Hommage à un homme d’Etat

Il est des hommes politiques dont la trajectoire ne se comprend qu’avec le recul. Lionel Jospin est de ceux-là.

A l’heure où l’on confond souvent agitation et action, communication et décision, il n’est pas inutile de se souvenir de ce que fut son passage à la tête du gouvernement, entre 1997 et 2002. Car enfin, que reste-t-il de ces années ?

Un pays en croissance. Un chômage en baisse significative. Des comptes publics assainis au point de permettre à la France de respecter ses engagements européens. Une dette maîtrisée, un déficit contenu – ce qui, au regard des dérives contemporaines, relève presque aujourd’hui de la fiction politique.

Mais au-delà des chiffres, il y eut des réformes. Les 35 heures, souvent caricaturées, ont profondément transformé le rapport au travail. La couverture maladie universelle a étendu l’accès aux soins. Le PACS a ouvert une voie nouvelle en matière de reconnaissance des couples. Autant de décisions qui, qu’on les approuve ou non, ont contribué à faire évoluer la société française.

Il y avait chez Lionel Jospin une certaine idée de la gauche : réformatrice sans être brutale, sociale sans être démagogique, européenne sans être naïve. Une gauche qui gouvernait.

Et pourtant, en 2002, cette trajectoire s’interrompt brutalement. Eliminé dès le premier tour de l’élection présidentielle, Lionel Jospin annonce le soir même son retrait de la vie politique.

Le choc fut immense. Mais l’explication, elle, est moins mystérieuse qu’il n’y paraît. Car cette défaite ne fut pas seulement celle d’un homme. Elle fut celle d’un camp. Une gauche dispersée, fragmentée, émiettée entre candidatures concurrentes, incapables de se rassembler au moment décisif. La multiplication des offres politiques – parmi lesquelles celle de Christiane Taubira – a contribué à diviser un électorat déjà hésitant.

Le résultat est connu : une qualification manquée de quelques centaines de milliers de voix, et un second tour privé de la gauche gouvernementale.
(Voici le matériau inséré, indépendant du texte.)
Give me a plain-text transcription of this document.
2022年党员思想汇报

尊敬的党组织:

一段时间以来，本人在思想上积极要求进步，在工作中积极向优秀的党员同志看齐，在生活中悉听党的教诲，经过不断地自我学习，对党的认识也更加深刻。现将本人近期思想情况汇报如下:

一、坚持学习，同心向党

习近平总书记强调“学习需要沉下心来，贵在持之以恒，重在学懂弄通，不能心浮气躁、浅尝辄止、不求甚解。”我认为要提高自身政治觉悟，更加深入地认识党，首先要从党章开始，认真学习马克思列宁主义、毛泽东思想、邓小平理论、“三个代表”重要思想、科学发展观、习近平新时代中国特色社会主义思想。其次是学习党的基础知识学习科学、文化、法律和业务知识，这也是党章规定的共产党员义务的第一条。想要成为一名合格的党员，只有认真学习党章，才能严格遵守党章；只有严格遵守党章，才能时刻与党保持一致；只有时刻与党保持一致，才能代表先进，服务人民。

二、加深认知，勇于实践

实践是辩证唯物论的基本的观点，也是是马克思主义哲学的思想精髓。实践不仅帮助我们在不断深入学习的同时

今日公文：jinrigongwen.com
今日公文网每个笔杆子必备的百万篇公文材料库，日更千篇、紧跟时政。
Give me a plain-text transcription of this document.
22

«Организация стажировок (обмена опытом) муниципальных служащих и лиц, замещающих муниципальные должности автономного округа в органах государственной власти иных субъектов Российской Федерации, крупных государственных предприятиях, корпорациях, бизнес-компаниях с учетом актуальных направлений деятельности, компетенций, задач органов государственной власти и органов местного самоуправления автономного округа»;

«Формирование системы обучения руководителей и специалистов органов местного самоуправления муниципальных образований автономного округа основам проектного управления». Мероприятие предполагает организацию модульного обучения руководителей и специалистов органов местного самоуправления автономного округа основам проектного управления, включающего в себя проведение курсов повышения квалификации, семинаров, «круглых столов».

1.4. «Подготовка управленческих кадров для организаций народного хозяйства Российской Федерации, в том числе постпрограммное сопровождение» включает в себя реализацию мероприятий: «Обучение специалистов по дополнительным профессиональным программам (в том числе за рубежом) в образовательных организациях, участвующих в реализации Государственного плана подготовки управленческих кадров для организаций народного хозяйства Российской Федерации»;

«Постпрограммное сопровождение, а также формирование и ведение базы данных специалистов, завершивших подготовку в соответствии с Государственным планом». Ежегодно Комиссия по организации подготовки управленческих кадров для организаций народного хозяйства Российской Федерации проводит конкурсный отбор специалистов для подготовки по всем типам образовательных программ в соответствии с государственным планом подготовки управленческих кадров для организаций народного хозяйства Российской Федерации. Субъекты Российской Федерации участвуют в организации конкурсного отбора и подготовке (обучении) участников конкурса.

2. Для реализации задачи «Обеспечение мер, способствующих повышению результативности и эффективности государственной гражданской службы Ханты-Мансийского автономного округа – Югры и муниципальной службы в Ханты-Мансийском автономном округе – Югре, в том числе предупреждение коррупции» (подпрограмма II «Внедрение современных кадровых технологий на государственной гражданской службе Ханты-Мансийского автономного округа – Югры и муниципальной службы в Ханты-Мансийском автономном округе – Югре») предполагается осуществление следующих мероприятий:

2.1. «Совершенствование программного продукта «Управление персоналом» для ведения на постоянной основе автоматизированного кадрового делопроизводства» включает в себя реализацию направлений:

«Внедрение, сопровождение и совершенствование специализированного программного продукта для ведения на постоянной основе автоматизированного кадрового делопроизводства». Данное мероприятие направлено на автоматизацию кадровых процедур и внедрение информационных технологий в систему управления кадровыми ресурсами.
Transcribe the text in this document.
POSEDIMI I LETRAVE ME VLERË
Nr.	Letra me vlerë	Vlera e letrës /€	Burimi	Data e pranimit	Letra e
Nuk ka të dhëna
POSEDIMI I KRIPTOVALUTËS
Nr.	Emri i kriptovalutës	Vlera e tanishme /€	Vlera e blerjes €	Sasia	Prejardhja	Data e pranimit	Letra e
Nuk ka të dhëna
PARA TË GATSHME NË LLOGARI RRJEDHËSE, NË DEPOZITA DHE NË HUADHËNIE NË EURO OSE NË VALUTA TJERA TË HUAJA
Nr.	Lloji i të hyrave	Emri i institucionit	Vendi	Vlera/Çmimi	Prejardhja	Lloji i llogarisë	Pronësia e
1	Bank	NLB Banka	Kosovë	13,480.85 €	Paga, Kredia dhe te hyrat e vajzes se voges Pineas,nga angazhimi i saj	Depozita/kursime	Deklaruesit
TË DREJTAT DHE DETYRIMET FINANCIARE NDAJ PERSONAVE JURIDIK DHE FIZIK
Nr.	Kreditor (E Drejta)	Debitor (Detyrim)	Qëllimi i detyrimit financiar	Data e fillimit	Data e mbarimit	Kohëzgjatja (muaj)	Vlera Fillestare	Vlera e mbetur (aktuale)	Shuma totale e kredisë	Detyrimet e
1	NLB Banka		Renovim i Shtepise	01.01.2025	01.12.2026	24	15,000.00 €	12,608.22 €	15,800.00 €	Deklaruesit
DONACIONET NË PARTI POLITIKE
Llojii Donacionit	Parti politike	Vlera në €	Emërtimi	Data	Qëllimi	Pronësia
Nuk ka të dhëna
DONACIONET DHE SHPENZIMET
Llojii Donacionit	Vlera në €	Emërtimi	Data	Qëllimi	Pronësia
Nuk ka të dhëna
Depuis, les leçons ont été tirées… ou du moins commentées.

Mais il est toujours frappant de constater que ceux qui participèrent, directement ou indirectement, à cette dispersion, se montrent parfois discrets lorsqu’il s’agit de rendre hommage à celui qui en fut la principale victime politique. Comme si l’histoire, avec le temps, devenait plus confortable à oublier qu’à assumer.

Reste alors l’essentiel.

Lionel Jospin appartient à une génération pour laquelle l’exercice du pouvoir impliquait une forme de rigueur, presque de retenue. On pouvait contester ses choix, débattre de ses réformes, critiquer son style. Mais il y avait une cohérence. Une ligne. Une responsabilité. Et, fait plus rare encore, une conséquence.

En se retirant après sa défaite, il posait un acte devenu presque inconcevable aujourd’hui : celui de considérer que l’échec engage. Il n’a pas cherché à revenir. Il n’a pas réécrit l’histoire. Il est parti.

Ce geste, à lui seul, dit peut-être autant que son bilan. Car dans une époque où la politique semble parfois se réduire à une présence continue, à une parole sans fin, à une capacité à durer plus qu’à agir, il rappelle qu’il fut un temps où gouverner impliquait aussi de savoir s’effacer.

On peut discuter l’homme. On peut nuancer son action. Mais il est difficile de nier qu’il incarna, à un moment donné, une forme de sérieux et d’exigence dont la vie publique contemporaine ne déborde pas.

Et c’est peut-être cela, au fond, qui mérite aujourd’hui d’être salué. Non pas la nostalgie d’un âge d’or – qui n’a jamais existé – mais le souvenir d’un moment où la politique, parfois, ressemblait encore à une responsabilité.